A blockchain network is used to operate a cryptocurrency in the cryptocurrency sector. Bitcoin, for example, has its own blockchain that is separate from other blockchains.

Ethereum is a blockchain that has its own money (ETH). Ethereum’s blockchain, on the other hand, differs from Bitcoin’s in key aspects.

The Ethereum blockchain is more versatile, and it allows developers to create decentralized applications (dApps) on the network. You’ve certainly heard of at least one of them, Uniswap, but there are a slew of others, like Axie Infinity, a blockchain-based video game.

ETH is a digital asset that serves as a store of value

Although Ether (ETH) has been described as a store of value, this is not entirely accurate. The primary purpose of Ethereum, according to some, is to run decentralized applications (dApps).

In the form of “gas,” ETH is required to engage with any and all dApps. As a result, ether is now referred to as “digital oil” rather than “digital gold.” No one would imply that real-world “oil” is a store of value, to continue the analogy. Oil, on the other hand, is a commodity, a means to a goal. Rather than being a store of value like its precursor bitcoin, I believe ether fits better within this structure.

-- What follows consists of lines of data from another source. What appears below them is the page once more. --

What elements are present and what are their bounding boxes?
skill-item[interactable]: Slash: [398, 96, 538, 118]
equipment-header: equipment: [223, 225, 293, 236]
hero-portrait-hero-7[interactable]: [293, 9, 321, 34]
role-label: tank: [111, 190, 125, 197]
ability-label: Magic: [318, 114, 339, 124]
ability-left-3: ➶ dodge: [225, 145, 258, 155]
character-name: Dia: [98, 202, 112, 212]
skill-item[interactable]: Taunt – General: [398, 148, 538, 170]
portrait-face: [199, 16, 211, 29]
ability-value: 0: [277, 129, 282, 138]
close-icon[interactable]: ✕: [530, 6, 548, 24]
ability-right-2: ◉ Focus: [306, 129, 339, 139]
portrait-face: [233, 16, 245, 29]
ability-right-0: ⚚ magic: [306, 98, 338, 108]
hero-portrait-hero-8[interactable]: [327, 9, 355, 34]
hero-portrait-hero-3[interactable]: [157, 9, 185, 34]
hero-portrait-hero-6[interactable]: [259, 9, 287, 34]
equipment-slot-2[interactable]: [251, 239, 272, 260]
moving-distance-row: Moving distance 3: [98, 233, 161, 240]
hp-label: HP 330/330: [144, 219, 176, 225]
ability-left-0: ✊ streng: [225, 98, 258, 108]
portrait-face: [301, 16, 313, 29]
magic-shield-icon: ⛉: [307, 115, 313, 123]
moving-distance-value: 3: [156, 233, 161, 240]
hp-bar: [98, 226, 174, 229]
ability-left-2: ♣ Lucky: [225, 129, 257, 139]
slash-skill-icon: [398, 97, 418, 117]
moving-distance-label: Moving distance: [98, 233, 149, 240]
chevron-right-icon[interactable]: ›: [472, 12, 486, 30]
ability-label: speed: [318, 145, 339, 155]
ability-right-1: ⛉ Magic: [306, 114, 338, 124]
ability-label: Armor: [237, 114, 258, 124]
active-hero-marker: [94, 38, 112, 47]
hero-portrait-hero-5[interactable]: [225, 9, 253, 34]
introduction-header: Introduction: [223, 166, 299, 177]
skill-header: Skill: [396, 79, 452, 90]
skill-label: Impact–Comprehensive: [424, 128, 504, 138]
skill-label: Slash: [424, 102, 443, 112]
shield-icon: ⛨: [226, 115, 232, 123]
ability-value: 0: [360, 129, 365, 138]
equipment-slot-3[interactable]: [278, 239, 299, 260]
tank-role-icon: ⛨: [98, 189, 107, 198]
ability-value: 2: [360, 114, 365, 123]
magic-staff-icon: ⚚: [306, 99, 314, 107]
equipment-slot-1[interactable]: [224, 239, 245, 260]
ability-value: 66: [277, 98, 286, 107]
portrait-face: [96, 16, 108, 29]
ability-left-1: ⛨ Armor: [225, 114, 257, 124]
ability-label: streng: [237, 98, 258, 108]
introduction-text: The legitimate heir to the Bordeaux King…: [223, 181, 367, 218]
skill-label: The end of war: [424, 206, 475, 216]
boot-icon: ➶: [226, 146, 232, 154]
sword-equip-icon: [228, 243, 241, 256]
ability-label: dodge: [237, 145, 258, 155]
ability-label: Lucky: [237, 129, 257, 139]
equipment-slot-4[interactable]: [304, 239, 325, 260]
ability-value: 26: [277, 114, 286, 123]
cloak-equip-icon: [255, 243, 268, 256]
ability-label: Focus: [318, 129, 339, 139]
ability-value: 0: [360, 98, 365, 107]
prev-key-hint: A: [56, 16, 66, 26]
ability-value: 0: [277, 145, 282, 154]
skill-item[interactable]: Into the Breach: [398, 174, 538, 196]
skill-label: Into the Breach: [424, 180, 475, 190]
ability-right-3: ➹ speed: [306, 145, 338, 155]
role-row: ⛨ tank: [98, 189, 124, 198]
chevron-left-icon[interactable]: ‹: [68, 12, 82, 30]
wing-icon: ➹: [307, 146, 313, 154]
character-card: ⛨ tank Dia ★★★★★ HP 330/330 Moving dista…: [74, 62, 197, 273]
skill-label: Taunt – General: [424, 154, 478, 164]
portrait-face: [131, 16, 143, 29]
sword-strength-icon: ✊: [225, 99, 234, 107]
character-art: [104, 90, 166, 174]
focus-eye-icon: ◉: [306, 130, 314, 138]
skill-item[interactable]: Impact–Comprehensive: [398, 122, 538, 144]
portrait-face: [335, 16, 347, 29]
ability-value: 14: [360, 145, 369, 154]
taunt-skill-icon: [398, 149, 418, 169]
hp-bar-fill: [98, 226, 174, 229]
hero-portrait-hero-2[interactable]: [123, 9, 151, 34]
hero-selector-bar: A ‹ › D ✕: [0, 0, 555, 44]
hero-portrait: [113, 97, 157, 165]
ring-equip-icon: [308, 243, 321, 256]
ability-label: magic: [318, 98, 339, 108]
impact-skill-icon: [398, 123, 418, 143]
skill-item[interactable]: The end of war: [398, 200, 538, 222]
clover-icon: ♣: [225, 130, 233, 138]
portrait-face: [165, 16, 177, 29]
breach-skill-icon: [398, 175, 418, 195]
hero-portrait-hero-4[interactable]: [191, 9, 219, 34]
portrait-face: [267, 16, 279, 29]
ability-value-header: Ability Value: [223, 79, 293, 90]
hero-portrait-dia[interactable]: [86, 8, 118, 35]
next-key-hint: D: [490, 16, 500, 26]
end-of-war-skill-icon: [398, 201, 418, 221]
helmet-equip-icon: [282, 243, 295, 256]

As much as it may appear to be, the lack of a store of value isn’t a criticism of ETH or the Ethereum network. It simply implies that ETH isn’t digital gold; rather, it’s a lot more flexible asset that may potentially provide greater value to a specific user, depending on their requirements, abilities, and portfolio. It’s a highly personal cryptocurrency.


So, where do individuals go wrong when it comes to Ethereum? That it is decentralized, that it is more than a platform’s cash, and that it serves as a store of value.

Because ETH isn’t issued by a central authority, it isn’t considered decentralized. Decentralization is a considerably more complicated topic. Much of Ethereum’s activity is dictated by the whims of a small group of powerful people who, while not in positions of legal authority, wield enormous power over the markets.